[MD] Taking words Seriously

david buchanan dmbuchanan at hotmail.com
Sat Oct 8 10:22:52 PDT 2011


"Phædrus spent his entire life pursuing a ghost. That was true. The ghost he pursued was the ghost that underlies all of technology, all of modern science, all of Western thought. It was the ghost of rationality itself." 


"The true system, the real system, is our present construction of systematic thought itself, rationality itself, and if a factory is torn down but the rationality which produced it is left standing, then that rationality will simply produce another factory. If a revolution destroys a systematic government, but the systematic patterns of thought that produced that government are left intact, then those patterns will repeat themselves in the succeeding government. There's so much talk about the system. And so little understanding." 


"Our current modes of rationality are not moving society forward into a better world. They are taking it further and further from that better world. Since the Renaissance these modes have worked. As long as the need for food, clothing and shelter is dominant they will continue to work. But now that for huge masses of people these needs no longer overwhelm everything else, the whole structure of reason, handed down to us from ancient times, is no longer adequate. It begins to be seen for what it really is...emotionally hollow, esthetically meaningless and spiritually empty." 


"To some extent the romantic condemnation of rationality stems from the very effectiveness of rationality in uplifting men from primitive conditions. It's such a powerful, all-dominating agent of civilized man it's all but shut out everything else and now dominates man himself. That's the source of the complaint." 


"What's emerging from the pattern of my own life is the belief that the crisis is being caused by the inadequacy of existing forms of thought to cope with the situation. It can't be solved by rational means because the rationality itself is the source of the problem. ..So I guess what I'm trying to say is that the solution to the problem isn't that you abandon rationality but that you expand the nature of rationality so that it's capable of coming up with a solution."
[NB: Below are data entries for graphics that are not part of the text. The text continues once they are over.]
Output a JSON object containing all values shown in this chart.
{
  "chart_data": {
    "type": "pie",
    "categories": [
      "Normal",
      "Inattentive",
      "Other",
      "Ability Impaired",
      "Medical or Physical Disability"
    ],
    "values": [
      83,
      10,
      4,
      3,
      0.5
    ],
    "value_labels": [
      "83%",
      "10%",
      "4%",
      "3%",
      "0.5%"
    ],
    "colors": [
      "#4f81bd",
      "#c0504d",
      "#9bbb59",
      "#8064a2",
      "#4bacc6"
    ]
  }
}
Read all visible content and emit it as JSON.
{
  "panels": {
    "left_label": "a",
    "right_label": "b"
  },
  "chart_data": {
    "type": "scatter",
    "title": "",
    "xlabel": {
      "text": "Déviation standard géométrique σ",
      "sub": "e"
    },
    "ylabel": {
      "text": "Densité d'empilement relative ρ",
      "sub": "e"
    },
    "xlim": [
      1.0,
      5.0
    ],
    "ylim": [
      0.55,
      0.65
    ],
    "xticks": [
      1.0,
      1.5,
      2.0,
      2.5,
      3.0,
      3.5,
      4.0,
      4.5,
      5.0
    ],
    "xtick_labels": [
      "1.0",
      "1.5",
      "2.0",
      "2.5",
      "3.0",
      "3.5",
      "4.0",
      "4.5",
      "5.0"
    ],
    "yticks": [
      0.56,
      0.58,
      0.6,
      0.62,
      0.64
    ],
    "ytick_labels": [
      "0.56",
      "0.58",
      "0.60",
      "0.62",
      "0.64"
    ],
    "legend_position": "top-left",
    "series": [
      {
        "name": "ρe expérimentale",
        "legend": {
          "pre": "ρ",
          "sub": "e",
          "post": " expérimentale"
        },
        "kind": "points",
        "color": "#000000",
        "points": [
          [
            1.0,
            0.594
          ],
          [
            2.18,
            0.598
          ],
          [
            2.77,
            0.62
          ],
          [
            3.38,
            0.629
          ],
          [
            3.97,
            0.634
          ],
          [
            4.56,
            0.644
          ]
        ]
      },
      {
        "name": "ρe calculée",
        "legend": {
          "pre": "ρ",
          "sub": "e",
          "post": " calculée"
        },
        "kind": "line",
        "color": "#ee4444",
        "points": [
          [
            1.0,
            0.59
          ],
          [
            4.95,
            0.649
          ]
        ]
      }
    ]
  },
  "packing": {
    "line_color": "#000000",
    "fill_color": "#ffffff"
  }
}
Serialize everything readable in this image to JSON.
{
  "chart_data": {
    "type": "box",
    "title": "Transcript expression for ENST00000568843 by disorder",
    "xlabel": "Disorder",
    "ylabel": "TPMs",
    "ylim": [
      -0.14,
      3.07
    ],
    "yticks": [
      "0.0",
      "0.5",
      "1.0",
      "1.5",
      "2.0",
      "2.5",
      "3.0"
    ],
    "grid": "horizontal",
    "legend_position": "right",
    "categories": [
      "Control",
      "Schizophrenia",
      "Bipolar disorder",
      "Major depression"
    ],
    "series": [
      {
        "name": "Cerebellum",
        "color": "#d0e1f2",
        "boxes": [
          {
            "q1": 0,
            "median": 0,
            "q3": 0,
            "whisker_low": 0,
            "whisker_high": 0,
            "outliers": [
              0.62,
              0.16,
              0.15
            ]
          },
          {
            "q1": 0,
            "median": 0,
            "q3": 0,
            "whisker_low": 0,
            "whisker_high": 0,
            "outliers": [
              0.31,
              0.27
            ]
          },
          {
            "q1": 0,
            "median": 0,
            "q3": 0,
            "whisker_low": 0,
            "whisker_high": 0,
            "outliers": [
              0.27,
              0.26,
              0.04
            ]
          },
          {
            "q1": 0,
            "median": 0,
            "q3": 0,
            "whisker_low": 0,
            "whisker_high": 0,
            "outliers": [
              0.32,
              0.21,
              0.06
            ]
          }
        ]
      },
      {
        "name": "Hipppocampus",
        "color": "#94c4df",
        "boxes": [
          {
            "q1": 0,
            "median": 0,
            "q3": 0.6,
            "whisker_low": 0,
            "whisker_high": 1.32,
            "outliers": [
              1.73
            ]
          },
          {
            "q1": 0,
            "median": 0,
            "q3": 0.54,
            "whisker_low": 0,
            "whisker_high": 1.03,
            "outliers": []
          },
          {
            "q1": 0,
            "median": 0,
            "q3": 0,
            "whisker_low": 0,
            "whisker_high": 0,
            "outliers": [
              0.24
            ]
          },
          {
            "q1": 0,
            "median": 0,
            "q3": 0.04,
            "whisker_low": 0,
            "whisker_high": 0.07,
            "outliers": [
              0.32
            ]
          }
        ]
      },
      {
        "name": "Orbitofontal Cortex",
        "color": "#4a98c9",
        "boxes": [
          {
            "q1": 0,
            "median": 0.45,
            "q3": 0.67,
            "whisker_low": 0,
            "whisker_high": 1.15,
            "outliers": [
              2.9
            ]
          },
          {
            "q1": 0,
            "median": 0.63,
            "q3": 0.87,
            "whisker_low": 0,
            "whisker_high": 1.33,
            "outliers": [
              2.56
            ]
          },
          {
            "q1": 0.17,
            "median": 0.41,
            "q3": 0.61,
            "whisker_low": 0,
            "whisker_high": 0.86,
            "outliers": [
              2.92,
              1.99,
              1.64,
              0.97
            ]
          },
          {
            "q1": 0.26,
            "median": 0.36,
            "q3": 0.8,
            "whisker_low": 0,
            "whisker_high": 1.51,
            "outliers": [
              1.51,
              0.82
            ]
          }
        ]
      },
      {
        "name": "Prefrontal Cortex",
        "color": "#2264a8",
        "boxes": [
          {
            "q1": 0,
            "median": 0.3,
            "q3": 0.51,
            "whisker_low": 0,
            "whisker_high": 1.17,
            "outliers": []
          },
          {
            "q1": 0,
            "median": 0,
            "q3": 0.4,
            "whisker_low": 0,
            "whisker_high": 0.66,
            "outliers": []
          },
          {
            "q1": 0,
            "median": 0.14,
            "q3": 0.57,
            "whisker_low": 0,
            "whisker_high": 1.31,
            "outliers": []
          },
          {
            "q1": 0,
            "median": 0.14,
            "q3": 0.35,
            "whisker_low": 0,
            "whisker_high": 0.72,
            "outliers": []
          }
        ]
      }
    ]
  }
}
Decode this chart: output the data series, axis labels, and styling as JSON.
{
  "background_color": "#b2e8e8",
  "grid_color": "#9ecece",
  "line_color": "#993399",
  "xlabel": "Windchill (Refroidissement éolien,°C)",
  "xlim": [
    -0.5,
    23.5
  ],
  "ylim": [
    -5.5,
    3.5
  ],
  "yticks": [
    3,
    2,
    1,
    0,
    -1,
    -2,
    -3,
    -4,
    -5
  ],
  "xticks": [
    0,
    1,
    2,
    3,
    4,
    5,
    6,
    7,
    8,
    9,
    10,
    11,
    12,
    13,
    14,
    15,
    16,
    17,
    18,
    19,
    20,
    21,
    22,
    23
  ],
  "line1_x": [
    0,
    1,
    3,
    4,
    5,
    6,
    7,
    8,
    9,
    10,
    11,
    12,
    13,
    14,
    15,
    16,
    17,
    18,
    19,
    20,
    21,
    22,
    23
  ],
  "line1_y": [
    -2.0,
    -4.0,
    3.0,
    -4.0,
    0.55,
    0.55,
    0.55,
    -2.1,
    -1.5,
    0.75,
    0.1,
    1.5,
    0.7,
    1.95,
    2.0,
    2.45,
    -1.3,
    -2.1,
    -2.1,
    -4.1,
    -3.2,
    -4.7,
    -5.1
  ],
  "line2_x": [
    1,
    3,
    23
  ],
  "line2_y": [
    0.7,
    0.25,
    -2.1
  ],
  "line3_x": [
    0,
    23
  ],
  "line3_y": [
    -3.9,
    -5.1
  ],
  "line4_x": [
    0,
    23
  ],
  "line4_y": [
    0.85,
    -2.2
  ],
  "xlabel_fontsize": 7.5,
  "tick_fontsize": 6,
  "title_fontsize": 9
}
"Analytic reason, dialectic reason. Reason which at the University is sometimes  considered to be the whole of understanding. You've never had to understand it really. It's always been completely bankrupt with regard to abstract art. Nonrepresentative art is one of the root experiences I'm talking about. Some people still condemn it because it doesn't make 'sense.' But what's really wrong is not the art but the 'sense,' the classical reason, which can't grasp it. People keep looking for branch extensions of reason that will cover art's more recent occurrences, but the answers aren't in the branches, they're at the roots."


"A motorcycle functions entirely in accordance with the laws of reason, and a study of the art of motorcycle maintenance is really a miniature study of the art of rationality itself." 


"Now I want to show that that classic pattern of rationality can be tremendously improved, expanded and made far more effective throughthe formal recognition of Quality in its operation." 


"It's long past time to take a closer look at this qualitative preselection of facts which has seemed so scrupulously ignored by those who make so much of these facts after they are "observed." I think that it will be found that a formal acknowledgment of the role of Quality in the scientific process doesn't destroy the empirical vision at all. It expands it, strengthens it and brings it far closer to actual scientific practice." 


"When traditional rationality divides the world into subjects and objects it shuts out Quality, and when you're really stuck it's Quality, not any subjects or objects, that tells you where you ought to go."


"He felt that the solution started with a new philosophy, or he saw it as even broader than that...a new spiritual rationality...in which the ugliness and the loneliness and the spiritual blankness of dualistic technological reason would become illogical. Reason was no longer to be "value free." Reason was to be subordinate, logically, to Quality."